People who support the validity of the Confederate battle flag as a regional icon, and who are capable of articulating their reasons, often do so because the flag stands legitimately for the soldiers and common folk of the CSA, who were by anyone's measure a valiant and determined people embodying much of the best of America, North or South.

They may also see it as representing many of the qualities that the Southern soldiers fought for (as historians have determined them from contemporary writings), such as resistance to tyranny, regional distinctiveness, honor, and republican virtues. This approach sees the flag as a historic symbol, rooted in the Civil War experience of Southern people.

The NAACP has it exactly wrong, and Crystal and Marquita, the girls in bikinis, have it exactly right. At bottom, this is just ink on cloth. It has meant one thing in one generation, and another in the next. Symbols are endlessly pliable. They can be infused with new meanings.

Certainly a whole lot of trouble could have been avoided if, in 1948 or 1956, the many Southern white people who felt a strong sense of regional heritage and historical pride had objected to this hijacking of their flag. If it had been kept as the soldiers' flag, and not the politicians', the case for keeping it today would be obvious. But the mistake was made; partly, I think, because the Dixiecrat pitch to the voters was put in terms of defending the state from Northern hegemony, rather than as pure race-baiting.
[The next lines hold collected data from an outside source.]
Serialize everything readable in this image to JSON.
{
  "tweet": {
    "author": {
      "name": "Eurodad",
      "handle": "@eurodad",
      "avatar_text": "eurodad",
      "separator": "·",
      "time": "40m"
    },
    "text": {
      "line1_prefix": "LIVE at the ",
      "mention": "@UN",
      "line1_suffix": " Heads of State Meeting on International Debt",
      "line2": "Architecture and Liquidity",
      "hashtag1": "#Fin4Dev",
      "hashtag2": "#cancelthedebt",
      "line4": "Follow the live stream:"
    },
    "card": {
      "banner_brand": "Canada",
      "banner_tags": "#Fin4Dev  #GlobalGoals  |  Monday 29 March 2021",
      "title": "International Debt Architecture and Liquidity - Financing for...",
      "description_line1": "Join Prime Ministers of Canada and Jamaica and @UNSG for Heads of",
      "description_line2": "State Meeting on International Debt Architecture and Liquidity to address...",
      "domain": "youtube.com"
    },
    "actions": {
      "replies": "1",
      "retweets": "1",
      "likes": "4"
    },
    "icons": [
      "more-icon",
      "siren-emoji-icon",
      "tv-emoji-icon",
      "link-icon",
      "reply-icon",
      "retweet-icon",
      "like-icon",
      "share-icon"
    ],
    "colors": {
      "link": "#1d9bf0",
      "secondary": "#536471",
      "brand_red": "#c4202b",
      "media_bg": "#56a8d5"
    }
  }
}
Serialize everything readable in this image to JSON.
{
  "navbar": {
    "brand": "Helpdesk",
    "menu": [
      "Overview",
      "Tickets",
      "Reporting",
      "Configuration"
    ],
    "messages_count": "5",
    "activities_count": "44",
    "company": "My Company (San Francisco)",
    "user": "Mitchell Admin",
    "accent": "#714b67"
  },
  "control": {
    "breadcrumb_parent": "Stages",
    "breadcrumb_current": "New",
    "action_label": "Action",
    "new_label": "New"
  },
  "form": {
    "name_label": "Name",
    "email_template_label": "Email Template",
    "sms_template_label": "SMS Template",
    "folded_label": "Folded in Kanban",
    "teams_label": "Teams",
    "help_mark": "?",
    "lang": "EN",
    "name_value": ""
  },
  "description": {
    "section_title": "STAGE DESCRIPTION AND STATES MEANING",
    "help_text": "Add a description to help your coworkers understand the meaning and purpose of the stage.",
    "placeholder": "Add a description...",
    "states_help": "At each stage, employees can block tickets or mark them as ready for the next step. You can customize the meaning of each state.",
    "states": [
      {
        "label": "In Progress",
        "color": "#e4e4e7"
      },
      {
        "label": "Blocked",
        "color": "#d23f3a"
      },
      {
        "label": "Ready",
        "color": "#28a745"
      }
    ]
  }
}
But now, it seems to me, much of the angry noise on this battle flag issue comes from non-Southern leadership in the NAACP. Running short of examples of institutional bigotry in the South, to put in its fund-raising appeals in the North, it turns to divisive attacks on symbols.

And to the NAACP, I'd say, you fought the good fight. But the essential difference between a warrior and a berserker is knowing when the fight is over.




On the other hand, I think the situation in this photo could be improved:



The caption reads:

The Confederate battle flag flies below the Missouri state flag and the U.S. flag at the Confederate Memorial Historic Site near Higginsville, Mo., in this March 3, 1997, file photo. Republican Gov. Matt Blunt has ordered the flag, which was ordered taken down in 2003 by Democratic Gov. Bob Holden's administration, to fly Sunday, June 5, 2005, at the historic site, where a graveside service is planned to mark Confederate Memorial Day, and the order has outraged Mary Ratliff, president of the Missouri State Conference of the National Association for the Advancement of Colored People.

Blunt's sentiment is sound. To banish the Confederate flag from a graveyard of Confederate dead is an unnecessary insult. We have re-integrated the South into the union since 1865, but while these men lived and died, it was a nation. An American nation. If the old flag of the South belongs anywhere, in the public eye, it belongs here.

Yet this is not quite the right flag. One way to draw a distinction between the old soldiers' flag and the modern segregationists' flag is to bear in mind that the Confederate Battle Flag was square, like this:



This is the true flag of the South's heritage, conceived by Beauregard and stitched by the Cary sisters, derided by the politicians and embraced by the soldiers. Some few Southern regiments carried a rectangular version, but for most of the infantry it was a straight regulation square, four feet on each side. And they died for it in the tens of thousands.

But the flag in the AP photo looks more like the Dixiecrat flag, the Jim Crow flag, the flag of Thurmond, not Lee.